# Toro 522 issue with idle



## huwge23 (Nov 19, 2014)

It has the fixed jet carb so I am not sure how to fix an idle issue. When I initially start up it runs nicely. When I engage the auger there are no issues. I get the the end of my driveway on the first pass and it starts to run funny. It won't throw snow efficiently and gets clogged easily. I am only going through about 6 inches of snow and it is not terribly heavy. 

So far I have replaced the carb as the old one was very dirty and it was cheap to put a new one on. I also replaced the spark plug as I didn't know how old it was. 

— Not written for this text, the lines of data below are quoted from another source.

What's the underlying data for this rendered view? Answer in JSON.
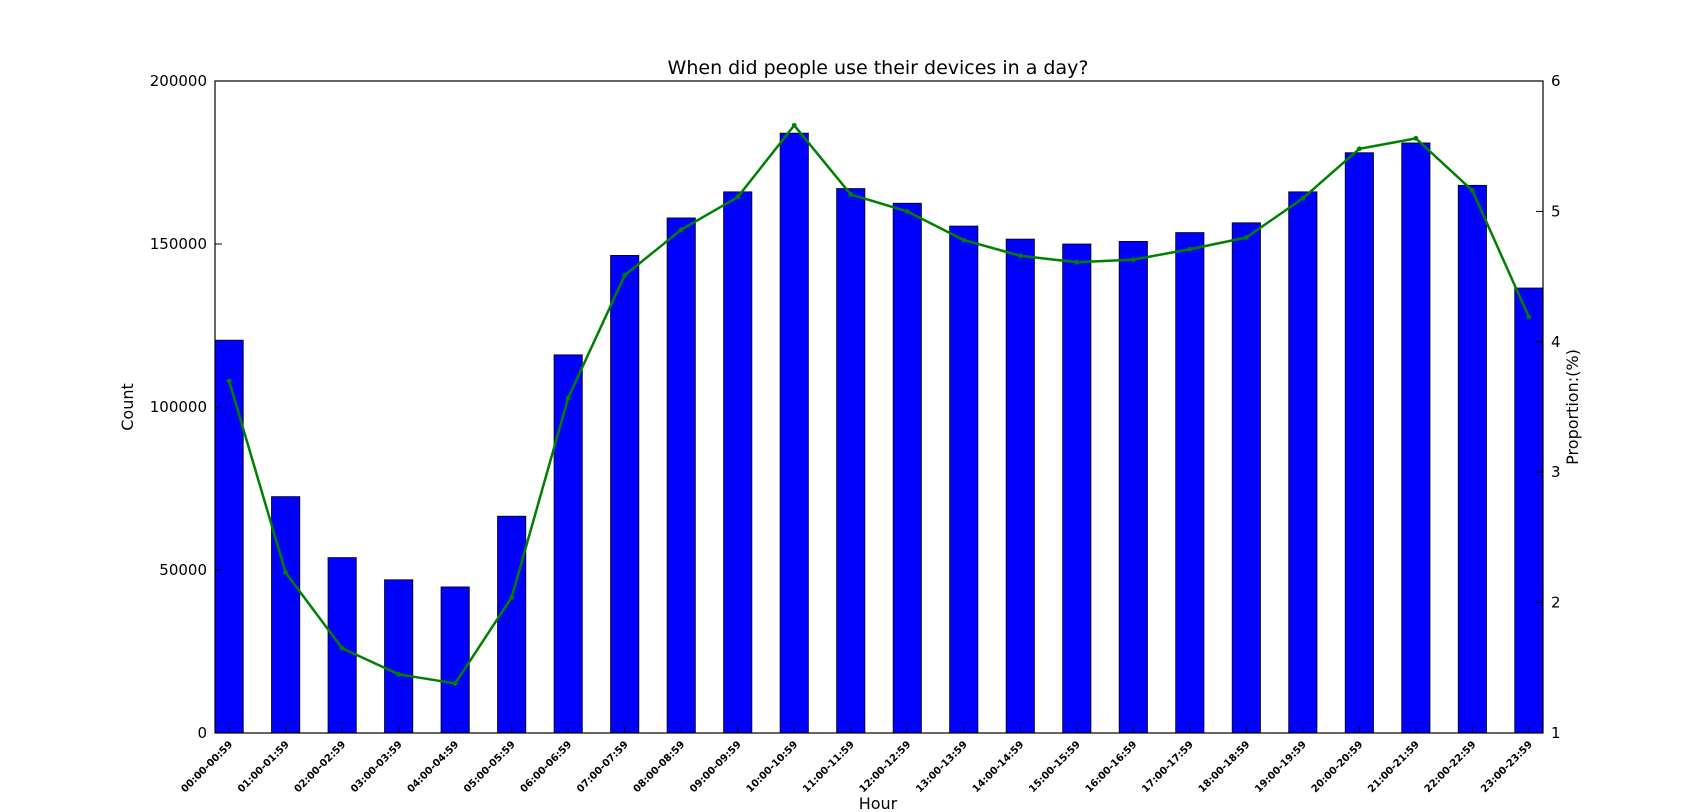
{
  "chart_data": {
    "type": "bar",
    "title": "When did people use their devices in a day?",
    "xlabel": "Hour",
    "ylabel": "Count",
    "y2label": "Proportion:(%)",
    "ylim": [
      0,
      200000
    ],
    "y2lim": [
      1,
      6
    ],
    "yticks": [
      "0",
      "50000",
      "100000",
      "150000",
      "200000"
    ],
    "y2ticks": [
      "1",
      "2",
      "3",
      "4",
      "5",
      "6"
    ],
    "grid": false,
    "colors": {
      "bars": "#0000ff",
      "line": "#008000"
    },
    "categories": [
      "00:00-00:59",
      "01:00-01:59",
      "02:00-02:59",
      "03:00-03:59",
      "04:00-04:59",
      "05:00-05:59",
      "06:00-06:59",
      "07:00-07:59",
      "08:00-08:59",
      "09:00-09:59",
      "10:00-10:59",
      "11:00-11:59",
      "12:00-12:59",
      "13:00-13:59",
      "14:00-14:59",
      "15:00-15:59",
      "16:00-16:59",
      "17:00-17:59",
      "18:00-18:59",
      "19:00-19:59",
      "20:00-20:59",
      "21:00-21:59",
      "22:00-22:59",
      "23:00-23:59"
    ],
    "series": [
      {
        "type": "bar",
        "axis": "left",
        "values": [
          120500,
          72500,
          53800,
          47000,
          44800,
          66500,
          116000,
          146500,
          158000,
          166000,
          184000,
          167000,
          162500,
          155500,
          151500,
          150000,
          150800,
          153500,
          156500,
          166000,
          178000,
          181000,
          168000,
          136500
        ]
      },
      {
        "type": "line",
        "axis": "right",
        "values": [
          3.7,
          2.23,
          1.65,
          1.45,
          1.38,
          2.04,
          3.57,
          4.51,
          4.86,
          5.11,
          5.66,
          5.13,
          5.0,
          4.78,
          4.66,
          4.61,
          4.63,
          4.71,
          4.8,
          5.1,
          5.48,
          5.56,
          5.16,
          4.19
        ]
      }
    ]
  }
}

Not really sure what else I can do. Any ideas?


----------



## detdrbuzzard (Jan 20, 2012)

hello huwge, welcome to *SBF!!* have the belts been changed


----------



## huwge23 (Nov 19, 2014)

Thank you and no I have not that make good sense though. I will give that a try.


----------



## detdrbuzzard (Jan 20, 2012)

my 521 started running funny just before the belt broke, seeing that it apart may as well change both belts that way you'll know how old they are


----------



## UNDERTAKER (Dec 30, 2013)

CHECK the impeller bearing also. ALOHA to the forms.


----------



## huwge23 (Nov 19, 2014)

I will do that as well. I am also suspecting the 5hp is not enough to get through the snow we are dealing with in Buffalo right now.


----------



## detdrbuzzard (Jan 20, 2012)

take your time in first gear and don't over work the machine


----------



## 43128 (Feb 14, 2014)

my toro 824 38080 started doing that, replaced the carb 3 times thinking the ones they sent me were bad, turned out to be a leaking exhaust valve. i said screw it, and just replaced the engine with a 196cc honda clone, no problems yet


----------



## huwge23 (Nov 19, 2014)

detdrbuzzard said:


> take your time in first gear and don't over work the machine


I haven't gone over first gear at all and can't go more than a couple feet at a time. It just seems to clog too easily.


----------